Business minister and Construction Leadership Forum, CLF, chair Ivan McKee said: “Companies with better records of fair work, equity and inclusion do better, have a healthier and more engaged workforce and demonstrate greater diversity of thought. Fairness and inclusiveness encourage better relations with partners, shareholders, customers and employees.”
Concrete steps planned within next three years
The plan advocates sharing best practices across the sector using data and industry feedback to benchmark progress and develop an industry-wide equity and inclusion plan by 2026.
Arcadis technical director and CLF’s skills and workforce co-chair Emma Dickson said: “It is critical the industry acts to be more diverse and inclusive. The plan sets out key areas we should focus on to make that happen. Larger construction companies are making improvements, but many SMEs need tangible support to make the changes needed. The next steps will be critical to make sure this happens.”

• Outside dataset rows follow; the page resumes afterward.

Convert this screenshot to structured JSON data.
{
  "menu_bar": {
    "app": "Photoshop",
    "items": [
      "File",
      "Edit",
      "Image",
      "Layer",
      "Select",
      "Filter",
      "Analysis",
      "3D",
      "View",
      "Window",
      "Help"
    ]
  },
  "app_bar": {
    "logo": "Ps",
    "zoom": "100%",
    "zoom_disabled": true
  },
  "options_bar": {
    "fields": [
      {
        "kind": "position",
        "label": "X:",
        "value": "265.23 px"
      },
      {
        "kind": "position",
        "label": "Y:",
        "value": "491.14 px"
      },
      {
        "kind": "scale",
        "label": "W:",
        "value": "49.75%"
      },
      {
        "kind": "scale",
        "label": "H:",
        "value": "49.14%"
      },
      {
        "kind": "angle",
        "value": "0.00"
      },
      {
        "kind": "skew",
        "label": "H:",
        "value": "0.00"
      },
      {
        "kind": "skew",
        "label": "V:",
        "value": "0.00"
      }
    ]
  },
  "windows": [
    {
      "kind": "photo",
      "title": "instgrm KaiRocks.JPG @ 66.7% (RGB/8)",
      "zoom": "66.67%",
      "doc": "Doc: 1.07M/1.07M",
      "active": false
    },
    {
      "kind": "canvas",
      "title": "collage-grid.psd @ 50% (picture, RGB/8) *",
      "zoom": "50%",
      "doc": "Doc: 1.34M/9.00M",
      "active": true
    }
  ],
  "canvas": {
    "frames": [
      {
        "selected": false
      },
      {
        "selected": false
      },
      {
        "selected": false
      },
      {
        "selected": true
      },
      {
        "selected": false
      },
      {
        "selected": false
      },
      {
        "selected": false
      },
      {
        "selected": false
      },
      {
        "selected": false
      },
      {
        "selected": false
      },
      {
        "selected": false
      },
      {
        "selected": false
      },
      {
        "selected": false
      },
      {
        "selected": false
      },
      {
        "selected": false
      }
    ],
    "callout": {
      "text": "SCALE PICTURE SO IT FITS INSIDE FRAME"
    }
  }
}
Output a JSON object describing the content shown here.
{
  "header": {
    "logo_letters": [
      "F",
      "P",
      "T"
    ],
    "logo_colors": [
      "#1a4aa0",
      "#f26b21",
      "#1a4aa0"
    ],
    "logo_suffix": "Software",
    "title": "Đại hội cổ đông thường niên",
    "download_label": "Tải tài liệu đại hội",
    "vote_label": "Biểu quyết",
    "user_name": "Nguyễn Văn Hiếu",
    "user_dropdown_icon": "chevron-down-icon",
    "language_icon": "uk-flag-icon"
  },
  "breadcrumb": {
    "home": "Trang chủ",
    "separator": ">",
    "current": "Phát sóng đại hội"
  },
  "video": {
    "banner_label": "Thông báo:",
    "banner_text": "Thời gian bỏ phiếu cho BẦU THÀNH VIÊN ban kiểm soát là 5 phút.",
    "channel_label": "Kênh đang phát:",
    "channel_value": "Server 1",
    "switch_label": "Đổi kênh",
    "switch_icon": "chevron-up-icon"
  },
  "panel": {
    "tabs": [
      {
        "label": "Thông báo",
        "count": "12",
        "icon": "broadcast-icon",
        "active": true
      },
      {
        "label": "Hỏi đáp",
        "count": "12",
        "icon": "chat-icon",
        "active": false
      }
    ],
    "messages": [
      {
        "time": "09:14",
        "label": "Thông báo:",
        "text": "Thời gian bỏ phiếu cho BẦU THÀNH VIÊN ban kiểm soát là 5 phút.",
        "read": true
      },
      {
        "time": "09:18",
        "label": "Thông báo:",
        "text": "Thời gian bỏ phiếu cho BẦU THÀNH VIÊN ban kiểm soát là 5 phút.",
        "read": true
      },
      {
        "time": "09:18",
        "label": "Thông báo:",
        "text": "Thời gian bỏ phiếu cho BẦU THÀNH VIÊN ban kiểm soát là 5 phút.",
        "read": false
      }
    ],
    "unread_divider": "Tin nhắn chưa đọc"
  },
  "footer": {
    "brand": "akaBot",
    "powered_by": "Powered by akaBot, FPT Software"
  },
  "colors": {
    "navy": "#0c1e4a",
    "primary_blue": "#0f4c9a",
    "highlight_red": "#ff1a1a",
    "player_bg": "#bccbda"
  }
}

The plan has suggested that larger companies should offer SMEs training support included as a community benefit and offered to their supply chain as part of winning work.
The CLF has recommended that a charter and accreditation system be created for companies to adopt and that Scotland should conduct an annual survey to measure progress.
Brokers Hank Zarihs Associates said development finance lenders supported greater diversity in the sector given that 33 per cent of construction workers in Scotland were over the age of 50.